The Death of Class Actions

The Death of Class Actions

Miriam Gilles has an interesting article in the Michigan Law Review (earlier version available here) warning of the impending death of class action litigation. Here is an excerpt:

[T]he vast majority of the remaining class actions are based on some sort of contractual relationship. Virtually all consumer class actions, for example, arise out of some form of contract (adhesive or otherwise), just as employment discrimination class actions arise out of employment contracts. Federal antitrust class actions necessarily grow out of contracts (indeed, standing rules require as much), and the same is true for class actions relating to insurance benefits, ERISA plans, mutual funds, franchise agreements, and an endless variety of other matters.

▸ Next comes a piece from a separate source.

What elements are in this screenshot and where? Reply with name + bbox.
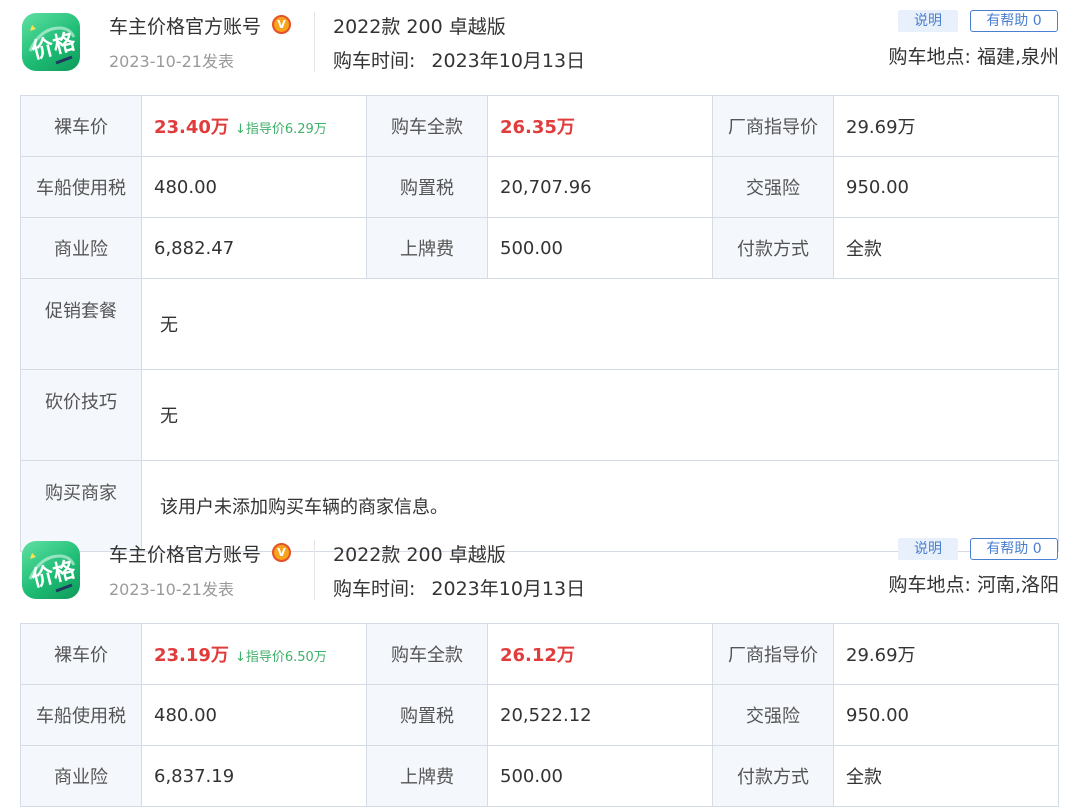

All of these contract-based class actions are, I believe, on their way to Mauritius. Corporate caretakers have concocted an antigen, in the form of the class action waiver provision, that travels through contractual relationships and dooms the class action device. Where class actions are based on some sort of contractual relationship, this toxin is quite lethal. Developed in the late 1990s by marketers for one of the arbitral bodies, among others, the waiver works in tandem with standard arbitration provisions to ensure that any claim against the corporate defendant may be asserted only in a one-on-one, nonaggregated arbitral proceeding. More virulent strains of the clause force the would-be plaintiff to waive even her right to be represented as a passive, or absent, class member in the event some other injured person manages to commence a class proceeding.

I am not nearly as critical of arbitration as Gilles, as I have seen first-hand how international and domestic arbitration is a salutory development in the modern era of globalization. But she is focused on one type of relief that is indeed threatened by arbitration. And she is right that we should not miss the momentous importance that arbitration and waiver clauses are having on the future of class action lawsuits.

For example, if you buy a Dell computer online and it goes on the blink because of a design defect, henceforth you will be precluded from aggregating your complaint with other similarly-situated claimants. Just read Article 13 here. You can arbitrate your petty little dispute, but there will be no class action muscle behind it. (Interestingly, Dell has not included such arbitration and class-action waiver clauses in their online contracts in other countries, such as the United Kingdom, France, and Spain, where Dell provides for litigation in the domestic courts of the respective jurisdiction.)

If a contract can include a choice of law clause, a waiver of a judicial forum, and a waiver of collective relief, then Gilles may well be right that collective action waivers will be the antigen that portends the death of contractually-based class action lawsuits. That may be good or bad thing depending on your perspective of the utility of those lawsuits in their modern incarnations.